Creative agency Heimat Berlin used images of lettering graffitied onto the Berlin Wall to create this typeface commemorating the 30th anniversary of the fall of the barrier separating East and West Berlin.
The organisation, which is committed to integration and violence prevention, as well as the prevention of discrimination and inequalities in society, released the typeface as an online tool so users can generate their own messages.
The typeface comprises images of every letter in the Latin alphabet that are taken directly from the wall, which divided Soviet-controlled East Berlin and capitalist west Berlin during the Cold War.
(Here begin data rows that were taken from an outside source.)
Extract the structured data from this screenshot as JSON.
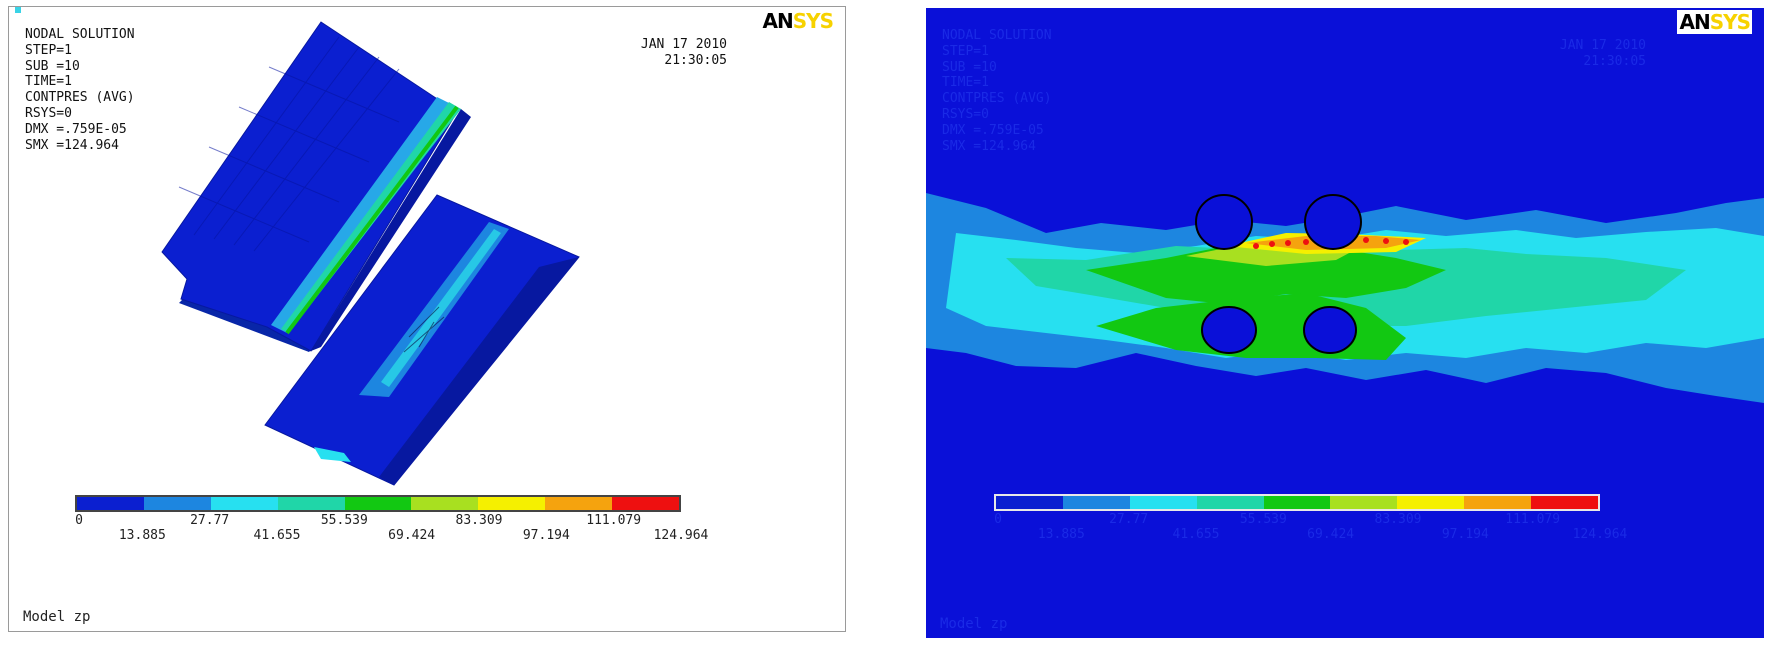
{
  "left_plot": {
    "title": "NODAL SOLUTION",
    "info_lines": [
      "STEP=1",
      "SUB =10",
      "TIME=1",
      "CONTPRES (AVG)",
      "RSYS=0",
      "DMX =.759E-05",
      "SMX =124.964"
    ],
    "date": "JAN 17 2010",
    "time": "21:30:05",
    "logo_an": "AN",
    "logo_sys": "SYS",
    "model_label": "Model zp",
    "legend_upper": [
      "0",
      "27.77",
      "55.539",
      "83.309",
      "111.079"
    ],
    "legend_lower": [
      "13.885",
      "41.655",
      "69.424",
      "97.194",
      "124.964"
    ]
  },
  "right_plot": {
    "title": "NODAL SOLUTION",
    "info_lines": [
      "STEP=1",
      "SUB =10",
      "TIME=1",
      "CONTPRES (AVG)",
      "RSYS=0",
      "DMX =.759E-05",
      "SMX =124.964"
    ],
    "date": "JAN 17 2010",
    "time": "21:30:05",
    "logo_an": "AN",
    "logo_sys": "SYS",
    "model_label": "Model zp",
    "legend_upper": [
      "0",
      "27.77",
      "55.539",
      "83.309",
      "111.079"
    ],
    "legend_lower": [
      "13.885",
      "41.655",
      "69.424",
      "97.194",
      "124.964"
    ]
  },
  "legend_colors": [
    "#0b1fd0",
    "#1d86e0",
    "#27e0f0",
    "#20d6a8",
    "#12c812",
    "#a8e020",
    "#f5f000",
    "#f5a30e",
    "#ee1010"
  ],
  "background_colors": {
    "left": "#ffffff",
    "right": "#0a10d8"
  }
}
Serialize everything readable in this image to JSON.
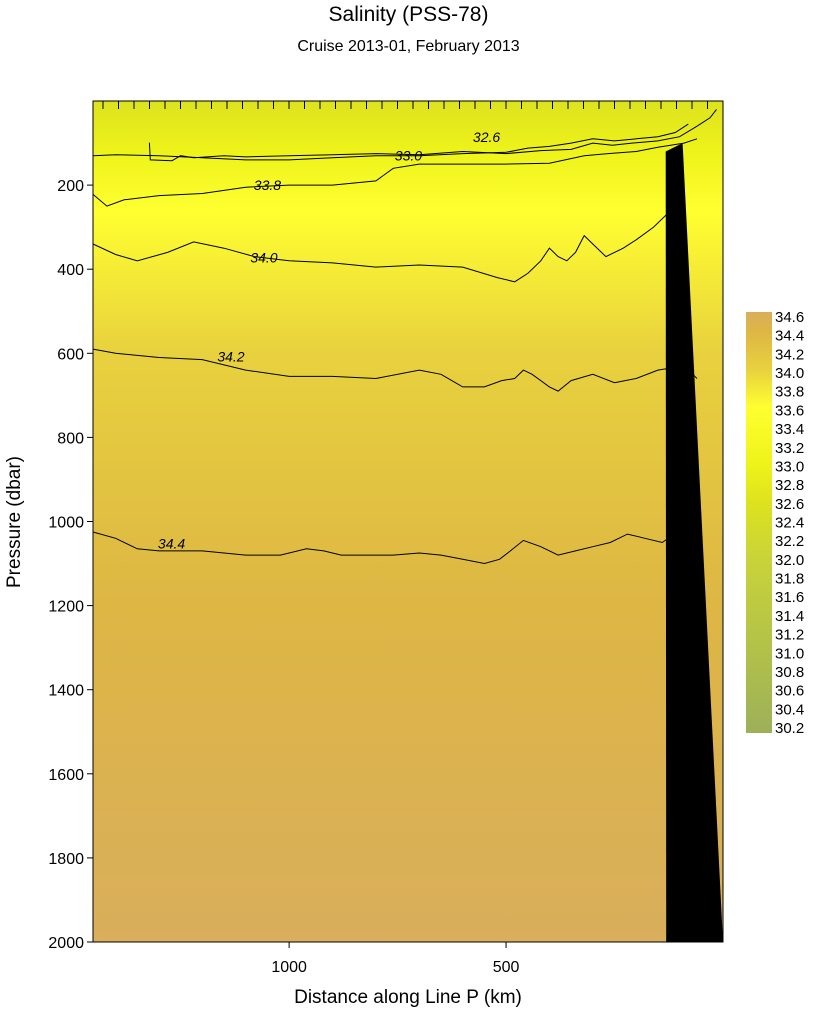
{
  "chart_data": {
    "type": "heatmap",
    "title": "Salinity  (PSS-78)",
    "subtitle": "Cruise 2013-01,  February 2013",
    "xlabel": "Distance along Line P  (km)",
    "ylabel": "Pressure  (dbar)",
    "x_reversed": true,
    "xlim": [
      1452,
      0
    ],
    "ylim": [
      2000,
      0
    ],
    "x_ticks": [
      "1000",
      "500"
    ],
    "x_tick_values": [
      1000,
      500
    ],
    "y_ticks": [
      "200",
      "400",
      "600",
      "800",
      "1000",
      "1200",
      "1400",
      "1600",
      "1800",
      "2000"
    ],
    "y_tick_values": [
      200,
      400,
      600,
      800,
      1000,
      1200,
      1400,
      1600,
      1800,
      2000
    ],
    "colorbar": {
      "labels": [
        "34.6",
        "34.4",
        "34.2",
        "34.0",
        "33.8",
        "33.6",
        "33.4",
        "33.2",
        "33.0",
        "32.8",
        "32.6",
        "32.4",
        "32.2",
        "32.0",
        "31.8",
        "31.6",
        "31.4",
        "31.2",
        "31.0",
        "30.8",
        "30.6",
        "30.4",
        "30.2"
      ],
      "min": 30.2,
      "max": 34.6,
      "colors": {
        "30.2": "#9db05a",
        "31.0": "#b0c04a",
        "32.0": "#c8d33a",
        "32.6": "#dde21e",
        "33.0": "#eef31a",
        "33.6": "#ffff30",
        "34.0": "#e8d13e",
        "34.4": "#ddb644",
        "34.6": "#d9ae5c"
      }
    },
    "contours": [
      {
        "label": "32.6",
        "points": [
          [
            1322,
            99
          ],
          [
            1320,
            140
          ],
          [
            1270,
            142
          ],
          [
            1250,
            130
          ],
          [
            1220,
            135
          ],
          [
            1150,
            130
          ],
          [
            1100,
            133
          ],
          [
            1000,
            130
          ],
          [
            900,
            128
          ],
          [
            800,
            125
          ],
          [
            700,
            128
          ],
          [
            600,
            120
          ],
          [
            500,
            125
          ],
          [
            420,
            118
          ],
          [
            350,
            115
          ],
          [
            300,
            100
          ],
          [
            255,
            105
          ],
          [
            210,
            100
          ],
          [
            150,
            95
          ],
          [
            100,
            85
          ],
          [
            60,
            60
          ],
          [
            30,
            40
          ],
          [
            15,
            20
          ]
        ],
        "label_at": [
          545,
          88
        ]
      },
      {
        "label": "33.0",
        "points": [
          [
            1452,
            130
          ],
          [
            1400,
            128
          ],
          [
            1300,
            130
          ],
          [
            1200,
            135
          ],
          [
            1100,
            140
          ],
          [
            1000,
            140
          ],
          [
            900,
            135
          ],
          [
            800,
            130
          ],
          [
            700,
            130
          ],
          [
            600,
            125
          ],
          [
            500,
            122
          ],
          [
            450,
            112
          ],
          [
            400,
            108
          ],
          [
            350,
            100
          ],
          [
            300,
            90
          ],
          [
            250,
            95
          ],
          [
            200,
            90
          ],
          [
            150,
            85
          ],
          [
            110,
            75
          ],
          [
            80,
            55
          ]
        ],
        "label_at": [
          725,
          132
        ]
      },
      {
        "label": "33.8",
        "points": [
          [
            1452,
            222
          ],
          [
            1420,
            250
          ],
          [
            1380,
            235
          ],
          [
            1300,
            225
          ],
          [
            1200,
            220
          ],
          [
            1100,
            205
          ],
          [
            1000,
            200
          ],
          [
            900,
            200
          ],
          [
            800,
            190
          ],
          [
            760,
            160
          ],
          [
            700,
            150
          ],
          [
            600,
            150
          ],
          [
            500,
            150
          ],
          [
            400,
            148
          ],
          [
            320,
            130
          ],
          [
            265,
            125
          ],
          [
            200,
            120
          ],
          [
            150,
            110
          ],
          [
            90,
            100
          ],
          [
            60,
            90
          ]
        ],
        "label_at": [
          1050,
          202
        ]
      },
      {
        "label": "34.0",
        "points": [
          [
            1452,
            340
          ],
          [
            1400,
            365
          ],
          [
            1350,
            380
          ],
          [
            1280,
            360
          ],
          [
            1220,
            335
          ],
          [
            1150,
            350
          ],
          [
            1080,
            370
          ],
          [
            1000,
            380
          ],
          [
            900,
            385
          ],
          [
            800,
            395
          ],
          [
            700,
            390
          ],
          [
            600,
            395
          ],
          [
            520,
            420
          ],
          [
            480,
            430
          ],
          [
            450,
            410
          ],
          [
            420,
            380
          ],
          [
            400,
            350
          ],
          [
            380,
            370
          ],
          [
            360,
            380
          ],
          [
            340,
            360
          ],
          [
            320,
            320
          ],
          [
            300,
            340
          ],
          [
            270,
            370
          ],
          [
            230,
            350
          ],
          [
            200,
            330
          ],
          [
            160,
            300
          ],
          [
            130,
            270
          ],
          [
            110,
            300
          ],
          [
            85,
            350
          ]
        ],
        "label_at": [
          1058,
          375
        ]
      },
      {
        "label": "34.2",
        "points": [
          [
            1452,
            590
          ],
          [
            1400,
            600
          ],
          [
            1300,
            610
          ],
          [
            1200,
            615
          ],
          [
            1100,
            640
          ],
          [
            1000,
            655
          ],
          [
            900,
            655
          ],
          [
            800,
            660
          ],
          [
            700,
            640
          ],
          [
            650,
            650
          ],
          [
            600,
            680
          ],
          [
            550,
            680
          ],
          [
            510,
            665
          ],
          [
            480,
            660
          ],
          [
            460,
            640
          ],
          [
            440,
            650
          ],
          [
            400,
            680
          ],
          [
            380,
            690
          ],
          [
            350,
            665
          ],
          [
            300,
            650
          ],
          [
            250,
            670
          ],
          [
            200,
            660
          ],
          [
            150,
            640
          ],
          [
            90,
            630
          ],
          [
            60,
            660
          ]
        ],
        "label_at": [
          1134,
          610
        ]
      },
      {
        "label": "34.4",
        "points": [
          [
            1452,
            1025
          ],
          [
            1400,
            1040
          ],
          [
            1350,
            1065
          ],
          [
            1300,
            1070
          ],
          [
            1200,
            1070
          ],
          [
            1100,
            1080
          ],
          [
            1020,
            1080
          ],
          [
            960,
            1065
          ],
          [
            920,
            1070
          ],
          [
            880,
            1080
          ],
          [
            820,
            1080
          ],
          [
            760,
            1080
          ],
          [
            700,
            1075
          ],
          [
            650,
            1080
          ],
          [
            600,
            1090
          ],
          [
            550,
            1100
          ],
          [
            515,
            1090
          ],
          [
            490,
            1070
          ],
          [
            460,
            1045
          ],
          [
            420,
            1060
          ],
          [
            380,
            1080
          ],
          [
            340,
            1070
          ],
          [
            300,
            1060
          ],
          [
            260,
            1050
          ],
          [
            220,
            1030
          ],
          [
            180,
            1040
          ],
          [
            140,
            1050
          ],
          [
            100,
            1020
          ],
          [
            70,
            1000
          ]
        ],
        "label_at": [
          1271,
          1055
        ]
      }
    ],
    "bottom_mask": [
      [
        132,
        120
      ],
      [
        93,
        100
      ],
      [
        0,
        2000
      ],
      [
        131,
        2000
      ]
    ]
  }
}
Construction of the Wall commenced in 1961 and it formed part of the border between East and West Germany until a revolution prompted its demolition, which began on 9 November 1989.
In 2014, the 25th anniversary of the fall of the Berlin Wall was marked by the temporary installation of 8,000 glowing balloons along its former route.
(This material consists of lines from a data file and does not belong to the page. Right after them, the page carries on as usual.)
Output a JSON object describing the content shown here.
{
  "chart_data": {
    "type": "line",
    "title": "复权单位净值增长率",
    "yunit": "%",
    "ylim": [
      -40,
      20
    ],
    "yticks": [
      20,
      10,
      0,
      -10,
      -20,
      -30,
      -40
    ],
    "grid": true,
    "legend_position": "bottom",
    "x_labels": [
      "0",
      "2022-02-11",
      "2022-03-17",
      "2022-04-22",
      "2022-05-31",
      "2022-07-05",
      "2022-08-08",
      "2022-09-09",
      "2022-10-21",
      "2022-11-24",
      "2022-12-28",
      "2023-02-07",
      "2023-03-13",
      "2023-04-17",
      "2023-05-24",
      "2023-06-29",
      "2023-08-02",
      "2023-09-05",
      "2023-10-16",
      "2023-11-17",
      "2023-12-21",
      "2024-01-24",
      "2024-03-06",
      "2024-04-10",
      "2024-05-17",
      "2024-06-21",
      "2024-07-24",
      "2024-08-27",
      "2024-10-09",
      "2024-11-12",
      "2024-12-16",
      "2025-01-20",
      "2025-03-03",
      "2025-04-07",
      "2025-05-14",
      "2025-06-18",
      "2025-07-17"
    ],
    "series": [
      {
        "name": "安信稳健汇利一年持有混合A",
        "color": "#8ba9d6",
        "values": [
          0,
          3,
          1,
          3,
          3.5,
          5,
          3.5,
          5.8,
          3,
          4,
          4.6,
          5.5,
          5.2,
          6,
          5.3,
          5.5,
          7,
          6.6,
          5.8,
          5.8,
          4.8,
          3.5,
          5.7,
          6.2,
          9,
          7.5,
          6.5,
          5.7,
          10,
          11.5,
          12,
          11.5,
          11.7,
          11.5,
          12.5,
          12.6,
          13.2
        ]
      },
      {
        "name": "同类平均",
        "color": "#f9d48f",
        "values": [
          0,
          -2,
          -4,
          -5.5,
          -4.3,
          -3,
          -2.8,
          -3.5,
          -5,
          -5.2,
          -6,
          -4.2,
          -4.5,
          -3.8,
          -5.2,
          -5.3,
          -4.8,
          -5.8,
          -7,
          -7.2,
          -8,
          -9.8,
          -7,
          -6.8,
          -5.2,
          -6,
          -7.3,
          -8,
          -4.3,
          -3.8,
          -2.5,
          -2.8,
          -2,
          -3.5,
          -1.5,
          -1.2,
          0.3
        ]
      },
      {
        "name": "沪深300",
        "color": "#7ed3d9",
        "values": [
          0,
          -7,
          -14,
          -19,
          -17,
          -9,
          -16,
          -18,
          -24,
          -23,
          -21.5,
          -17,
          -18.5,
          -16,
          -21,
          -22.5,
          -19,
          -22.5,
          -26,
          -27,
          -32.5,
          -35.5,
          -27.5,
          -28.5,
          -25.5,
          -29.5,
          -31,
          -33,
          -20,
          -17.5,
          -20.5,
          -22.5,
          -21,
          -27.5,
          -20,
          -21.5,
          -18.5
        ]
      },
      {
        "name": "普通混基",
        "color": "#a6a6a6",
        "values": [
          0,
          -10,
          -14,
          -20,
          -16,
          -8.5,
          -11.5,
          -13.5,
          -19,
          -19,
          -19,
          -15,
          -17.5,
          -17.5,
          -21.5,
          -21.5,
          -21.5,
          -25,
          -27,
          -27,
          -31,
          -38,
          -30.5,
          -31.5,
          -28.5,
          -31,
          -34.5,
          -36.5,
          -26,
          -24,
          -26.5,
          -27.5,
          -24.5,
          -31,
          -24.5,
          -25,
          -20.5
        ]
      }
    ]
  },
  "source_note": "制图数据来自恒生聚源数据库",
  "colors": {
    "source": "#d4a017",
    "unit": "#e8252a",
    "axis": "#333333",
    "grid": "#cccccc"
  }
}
During the 1980s, in particular, the West Berlin side of the Wall became a popular canvas for street artists, who covered it in graffiti and murals that were often overtly political.
"Street art and iconic design can have a dramatic impact on culture, and creating a campaign to celebrate freedom and warn about division to mark this important anniversary was very meaningful to us," said Matthias Storah, chief communications officer at Heimat Berlin.
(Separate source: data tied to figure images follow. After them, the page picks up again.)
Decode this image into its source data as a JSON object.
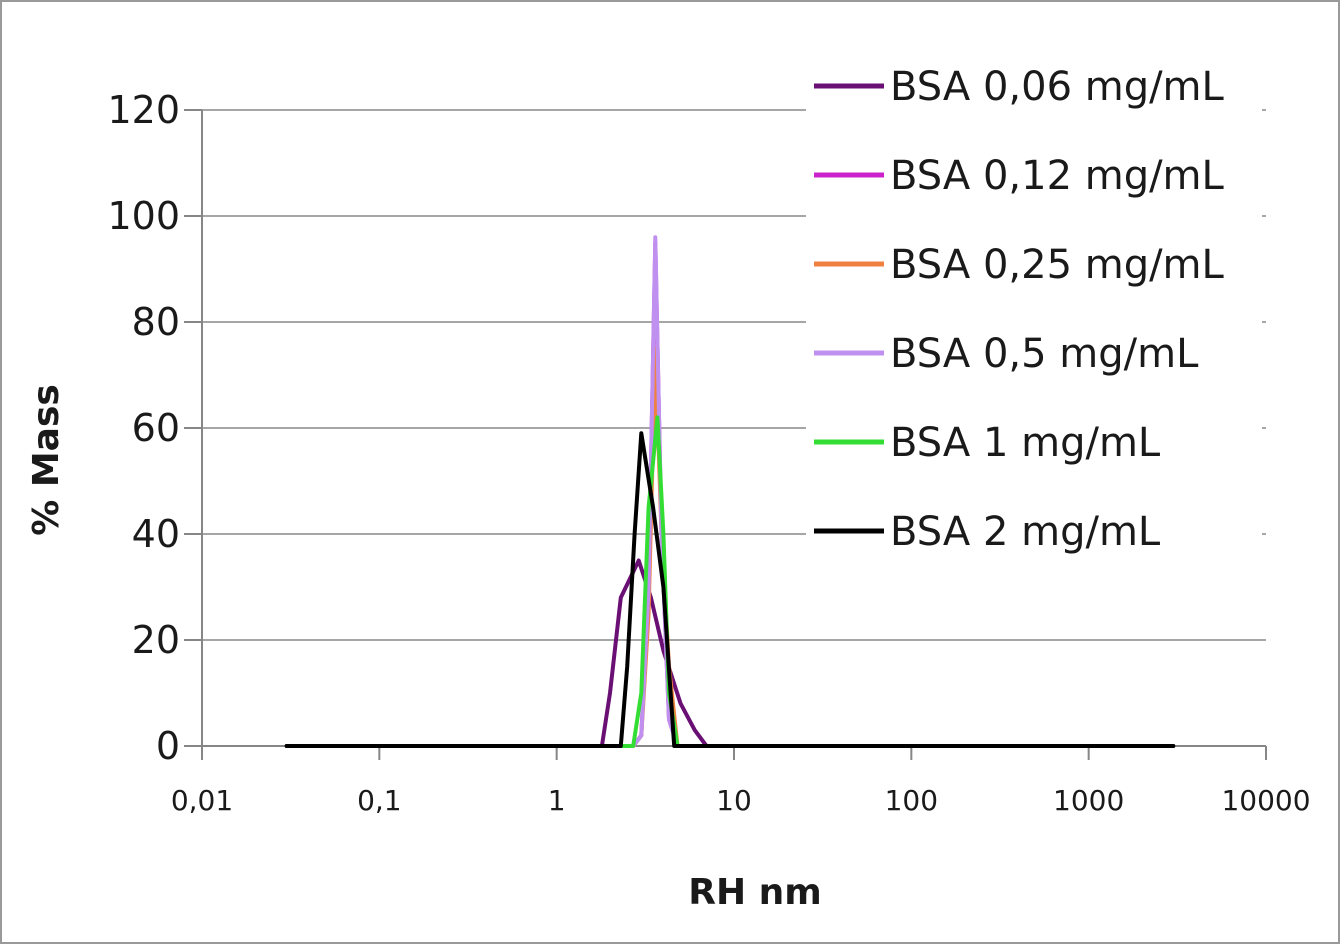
{
  "chart_data": {
    "type": "line",
    "xscale": "log",
    "xlabel": "RH nm",
    "ylabel": "% Mass",
    "xlim": [
      0.01,
      10000
    ],
    "ylim": [
      0,
      120
    ],
    "x_ticks": [
      0.01,
      0.1,
      1,
      10,
      100,
      1000,
      10000
    ],
    "x_tick_labels": [
      "0,01",
      "0,1",
      "1",
      "10",
      "100",
      "1000",
      "10000"
    ],
    "y_ticks": [
      0,
      20,
      40,
      60,
      80,
      100,
      120
    ],
    "y_tick_labels": [
      "0",
      "20",
      "40",
      "60",
      "80",
      "100",
      "120"
    ],
    "grid": "horizontal",
    "legend_position": "top-right",
    "series": [
      {
        "name": "BSA 0,06 mg/mL",
        "color": "#6a0f74",
        "x": [
          0.03,
          1.8,
          2.0,
          2.3,
          2.9,
          3.4,
          4.0,
          5.0,
          6.0,
          7.0,
          3000
        ],
        "y": [
          0,
          0,
          10,
          28,
          35,
          28,
          18,
          8,
          3,
          0,
          0
        ]
      },
      {
        "name": "BSA 0,12 mg/mL",
        "color": "#cc22cc",
        "x": [
          0.03,
          2.7,
          3.0,
          3.3,
          3.6,
          3.9,
          4.3,
          4.8,
          3000
        ],
        "y": [
          0,
          0,
          2,
          30,
          95,
          40,
          5,
          0,
          0
        ]
      },
      {
        "name": "BSA 0,25 mg/mL",
        "color": "#f08040",
        "x": [
          0.03,
          2.7,
          3.0,
          3.3,
          3.6,
          3.9,
          4.3,
          4.8,
          3000
        ],
        "y": [
          0,
          0,
          2,
          25,
          75,
          40,
          15,
          0,
          0
        ]
      },
      {
        "name": "BSA 0,5 mg/mL",
        "color": "#c090f0",
        "x": [
          0.03,
          2.7,
          3.0,
          3.3,
          3.6,
          3.9,
          4.3,
          4.8,
          3000
        ],
        "y": [
          0,
          0,
          2,
          30,
          96,
          40,
          5,
          0,
          0
        ]
      },
      {
        "name": "BSA 1 mg/mL",
        "color": "#33dd33",
        "x": [
          0.03,
          2.7,
          3.0,
          3.3,
          3.7,
          4.0,
          4.3,
          4.8,
          3000
        ],
        "y": [
          0,
          0,
          10,
          45,
          62,
          40,
          10,
          0,
          0
        ]
      },
      {
        "name": "BSA 2 mg/mL",
        "color": "#000000",
        "x": [
          0.03,
          2.3,
          2.5,
          2.75,
          3.0,
          3.5,
          4.0,
          4.6,
          3000
        ],
        "y": [
          0,
          0,
          15,
          40,
          59,
          45,
          30,
          0,
          0
        ]
      }
    ]
  }
}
"We hope that this project will help remind audiences of our hard-won freedoms, which we must cherish and enjoy."
The studio chose to commemorate the anniversary by "giving the Wall a voice", in the form of the online tool, which can be used to express messages about the importance of freedom in today's society.
The typeface can be downloaded for home use, or can be used to generate text directly on the Voice of the Wall website. These messages can then be shared using social media, and will be collected for compilation in a book.
The campaign also includes a film made to evoke the struggles faced by those living in the segregated city. A soundtrack featuring sirens, dogs barking and gunshots combines with a voiceover that gives a perspective from the Wall's point of view.
The film ends with the message: "Division is freedom's biggest threat. Let's fight against it."